With multiple app stores, it means that you will trust each one to make sure that they're doing their job to protect you from malicious actors (or worse, when they're the malicious one!). Imagine, having an app store from Google, Amazon, Microsoft, Meta, and TikTok, for starters. Each one having different standards in terms of curation, security and privacy.

Now you need to monitor each of these stores for updates, paid subscriptions, etc. Good luck with that! The only upside that I can see is that paid apps can have different pricing schemes that translate to potential savings for users (yes, competition!).

Suppose the user signs-up for a one year subscription on store A because it is the cheapest, but when renewal comes up and store B offers a better price, do they uninstall the store A version and get the store B version? Not easy, eh? And that is just one potential scenario users will face. Does it benefit the developers? Maybe, but now they will need to decide which app stores to use, but it is not as simple as choosing the one with the lowest commission.

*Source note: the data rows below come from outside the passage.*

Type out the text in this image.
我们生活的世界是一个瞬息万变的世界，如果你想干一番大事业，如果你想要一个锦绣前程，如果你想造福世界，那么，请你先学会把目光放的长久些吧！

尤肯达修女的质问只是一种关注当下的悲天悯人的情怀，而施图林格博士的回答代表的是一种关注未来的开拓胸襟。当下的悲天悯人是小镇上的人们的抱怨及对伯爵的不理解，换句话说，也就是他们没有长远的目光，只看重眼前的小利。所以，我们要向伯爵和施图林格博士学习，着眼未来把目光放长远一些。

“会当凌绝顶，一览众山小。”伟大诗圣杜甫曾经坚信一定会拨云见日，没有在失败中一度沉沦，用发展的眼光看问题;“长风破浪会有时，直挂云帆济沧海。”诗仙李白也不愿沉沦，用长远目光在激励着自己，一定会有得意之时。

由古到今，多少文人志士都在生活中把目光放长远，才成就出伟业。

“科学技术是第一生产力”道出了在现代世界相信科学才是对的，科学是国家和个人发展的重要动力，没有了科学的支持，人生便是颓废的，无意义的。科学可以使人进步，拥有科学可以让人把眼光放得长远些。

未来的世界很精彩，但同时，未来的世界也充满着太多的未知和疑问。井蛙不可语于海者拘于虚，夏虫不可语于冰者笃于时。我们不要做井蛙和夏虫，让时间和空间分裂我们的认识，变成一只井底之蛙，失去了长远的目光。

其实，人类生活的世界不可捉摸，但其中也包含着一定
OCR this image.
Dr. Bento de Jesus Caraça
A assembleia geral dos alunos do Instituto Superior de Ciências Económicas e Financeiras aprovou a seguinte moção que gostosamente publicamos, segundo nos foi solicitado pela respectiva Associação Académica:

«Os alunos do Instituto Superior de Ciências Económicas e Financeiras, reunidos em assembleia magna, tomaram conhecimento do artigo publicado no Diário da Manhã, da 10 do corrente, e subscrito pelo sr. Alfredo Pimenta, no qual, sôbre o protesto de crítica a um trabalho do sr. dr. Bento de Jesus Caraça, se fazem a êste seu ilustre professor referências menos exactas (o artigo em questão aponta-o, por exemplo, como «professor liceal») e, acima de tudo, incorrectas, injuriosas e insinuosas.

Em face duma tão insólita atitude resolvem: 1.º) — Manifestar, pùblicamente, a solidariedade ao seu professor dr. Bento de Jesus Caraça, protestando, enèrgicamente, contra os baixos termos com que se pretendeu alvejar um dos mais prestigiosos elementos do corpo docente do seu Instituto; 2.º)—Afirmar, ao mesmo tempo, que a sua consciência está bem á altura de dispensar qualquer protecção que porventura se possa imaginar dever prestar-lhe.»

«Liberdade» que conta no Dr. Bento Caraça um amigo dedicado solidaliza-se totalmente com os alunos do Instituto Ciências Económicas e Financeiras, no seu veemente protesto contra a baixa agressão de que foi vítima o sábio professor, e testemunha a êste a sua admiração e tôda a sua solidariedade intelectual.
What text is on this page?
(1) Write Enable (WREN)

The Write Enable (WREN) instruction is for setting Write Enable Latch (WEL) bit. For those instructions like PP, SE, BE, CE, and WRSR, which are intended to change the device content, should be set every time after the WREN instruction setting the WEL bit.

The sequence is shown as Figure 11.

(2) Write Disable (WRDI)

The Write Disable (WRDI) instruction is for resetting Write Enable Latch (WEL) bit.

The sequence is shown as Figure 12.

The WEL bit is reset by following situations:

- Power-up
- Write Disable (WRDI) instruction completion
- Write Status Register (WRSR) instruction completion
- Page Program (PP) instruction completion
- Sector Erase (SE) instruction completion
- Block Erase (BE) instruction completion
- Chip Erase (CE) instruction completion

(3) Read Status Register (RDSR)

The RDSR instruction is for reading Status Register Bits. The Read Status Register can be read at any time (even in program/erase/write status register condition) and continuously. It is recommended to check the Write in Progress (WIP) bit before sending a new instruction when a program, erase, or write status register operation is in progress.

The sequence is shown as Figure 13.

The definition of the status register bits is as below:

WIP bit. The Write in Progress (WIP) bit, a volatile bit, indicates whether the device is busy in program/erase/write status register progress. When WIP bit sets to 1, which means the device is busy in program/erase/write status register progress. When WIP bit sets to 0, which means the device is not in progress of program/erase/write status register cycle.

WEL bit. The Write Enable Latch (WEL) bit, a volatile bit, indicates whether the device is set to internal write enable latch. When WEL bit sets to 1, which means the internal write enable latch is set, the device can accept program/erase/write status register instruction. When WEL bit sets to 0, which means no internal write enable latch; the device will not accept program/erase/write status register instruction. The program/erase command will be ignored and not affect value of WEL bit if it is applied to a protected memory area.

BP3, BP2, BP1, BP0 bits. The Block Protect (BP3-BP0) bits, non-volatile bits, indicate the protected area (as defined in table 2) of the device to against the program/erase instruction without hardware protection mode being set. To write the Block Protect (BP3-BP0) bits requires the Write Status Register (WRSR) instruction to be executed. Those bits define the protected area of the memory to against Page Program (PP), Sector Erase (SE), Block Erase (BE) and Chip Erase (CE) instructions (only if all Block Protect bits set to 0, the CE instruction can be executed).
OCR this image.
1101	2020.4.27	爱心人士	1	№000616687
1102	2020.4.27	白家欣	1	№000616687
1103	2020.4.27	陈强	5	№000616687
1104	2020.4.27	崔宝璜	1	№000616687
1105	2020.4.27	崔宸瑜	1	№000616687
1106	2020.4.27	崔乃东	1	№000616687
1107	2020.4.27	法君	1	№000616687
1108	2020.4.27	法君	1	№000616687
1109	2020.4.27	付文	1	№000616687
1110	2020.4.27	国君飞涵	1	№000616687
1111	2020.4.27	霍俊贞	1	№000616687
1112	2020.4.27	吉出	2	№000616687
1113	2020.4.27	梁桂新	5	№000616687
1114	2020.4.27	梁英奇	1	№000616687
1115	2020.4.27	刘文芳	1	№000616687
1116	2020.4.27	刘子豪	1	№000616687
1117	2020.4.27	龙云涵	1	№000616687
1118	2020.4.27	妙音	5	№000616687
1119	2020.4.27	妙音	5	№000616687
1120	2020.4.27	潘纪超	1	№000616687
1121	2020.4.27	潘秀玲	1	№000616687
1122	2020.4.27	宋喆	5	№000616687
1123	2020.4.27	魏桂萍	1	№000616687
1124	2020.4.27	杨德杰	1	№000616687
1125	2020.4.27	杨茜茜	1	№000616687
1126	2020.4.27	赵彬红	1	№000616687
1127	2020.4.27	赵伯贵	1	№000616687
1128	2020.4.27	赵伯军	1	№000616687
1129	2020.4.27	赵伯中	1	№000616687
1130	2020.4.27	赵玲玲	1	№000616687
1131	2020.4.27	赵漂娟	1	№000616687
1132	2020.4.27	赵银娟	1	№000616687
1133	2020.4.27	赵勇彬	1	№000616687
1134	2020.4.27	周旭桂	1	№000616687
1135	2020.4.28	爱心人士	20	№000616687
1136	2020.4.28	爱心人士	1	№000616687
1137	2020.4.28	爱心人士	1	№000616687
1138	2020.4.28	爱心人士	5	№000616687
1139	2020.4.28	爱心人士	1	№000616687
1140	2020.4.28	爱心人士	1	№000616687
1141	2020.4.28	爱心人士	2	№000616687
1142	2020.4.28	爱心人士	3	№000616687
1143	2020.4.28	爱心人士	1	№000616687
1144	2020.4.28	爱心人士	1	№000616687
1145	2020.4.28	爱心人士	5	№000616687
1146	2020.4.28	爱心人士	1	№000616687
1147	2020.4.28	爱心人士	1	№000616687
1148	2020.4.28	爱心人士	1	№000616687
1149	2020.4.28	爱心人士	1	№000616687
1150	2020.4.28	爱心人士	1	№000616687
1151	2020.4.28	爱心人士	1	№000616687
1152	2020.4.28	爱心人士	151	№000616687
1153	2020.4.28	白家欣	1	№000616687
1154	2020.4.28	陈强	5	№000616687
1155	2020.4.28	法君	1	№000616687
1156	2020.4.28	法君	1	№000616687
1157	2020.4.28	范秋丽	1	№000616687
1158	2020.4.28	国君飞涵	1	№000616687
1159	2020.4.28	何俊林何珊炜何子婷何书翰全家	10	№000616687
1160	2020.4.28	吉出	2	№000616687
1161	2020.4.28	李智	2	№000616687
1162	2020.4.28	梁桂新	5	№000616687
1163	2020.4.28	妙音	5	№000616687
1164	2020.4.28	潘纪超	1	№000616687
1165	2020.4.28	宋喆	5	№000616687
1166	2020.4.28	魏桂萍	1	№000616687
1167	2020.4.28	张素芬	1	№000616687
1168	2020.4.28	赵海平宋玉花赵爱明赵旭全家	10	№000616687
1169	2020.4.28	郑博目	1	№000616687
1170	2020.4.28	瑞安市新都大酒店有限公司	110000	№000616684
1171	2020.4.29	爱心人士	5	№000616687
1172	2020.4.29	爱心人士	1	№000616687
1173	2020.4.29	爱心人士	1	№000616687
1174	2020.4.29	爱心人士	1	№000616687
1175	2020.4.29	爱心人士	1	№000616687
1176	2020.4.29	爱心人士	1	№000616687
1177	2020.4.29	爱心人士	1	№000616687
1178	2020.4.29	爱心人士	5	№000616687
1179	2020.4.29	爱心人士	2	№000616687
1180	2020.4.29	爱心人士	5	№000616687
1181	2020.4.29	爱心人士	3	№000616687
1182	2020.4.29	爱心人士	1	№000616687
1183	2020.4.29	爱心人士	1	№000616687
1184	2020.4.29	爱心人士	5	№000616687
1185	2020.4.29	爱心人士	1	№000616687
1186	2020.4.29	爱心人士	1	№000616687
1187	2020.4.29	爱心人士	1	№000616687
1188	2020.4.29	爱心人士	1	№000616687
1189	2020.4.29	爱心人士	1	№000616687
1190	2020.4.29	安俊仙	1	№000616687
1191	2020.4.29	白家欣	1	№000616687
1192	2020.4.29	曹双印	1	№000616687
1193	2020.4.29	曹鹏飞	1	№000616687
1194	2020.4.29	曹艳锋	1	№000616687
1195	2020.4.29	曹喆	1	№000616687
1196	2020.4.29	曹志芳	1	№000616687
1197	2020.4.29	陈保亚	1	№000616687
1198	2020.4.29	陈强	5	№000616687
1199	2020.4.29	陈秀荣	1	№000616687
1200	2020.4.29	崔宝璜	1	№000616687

How about widest distribution? Most trusted? Also, should developers distribute in all stores? IMHO, multiple app stores benefit only the app stores - they can claim to be better at others in curating (Apple is not doing a great job here, it is doing well, but not great!), and have lower prices due to lower commissions, but you have to take their word for it (what is their primary motivation? Profit only, of course!). Don't get me wrong, I am not for a single app store either.

However, there should be a minimum standard for stores when it comes to protecting users' privacy and security, but who will ensure this? Apple has its ecosystem, aka business, to protect, the same way Google does. Third-party app stores only have profit in their sight - forget about provide users a choice!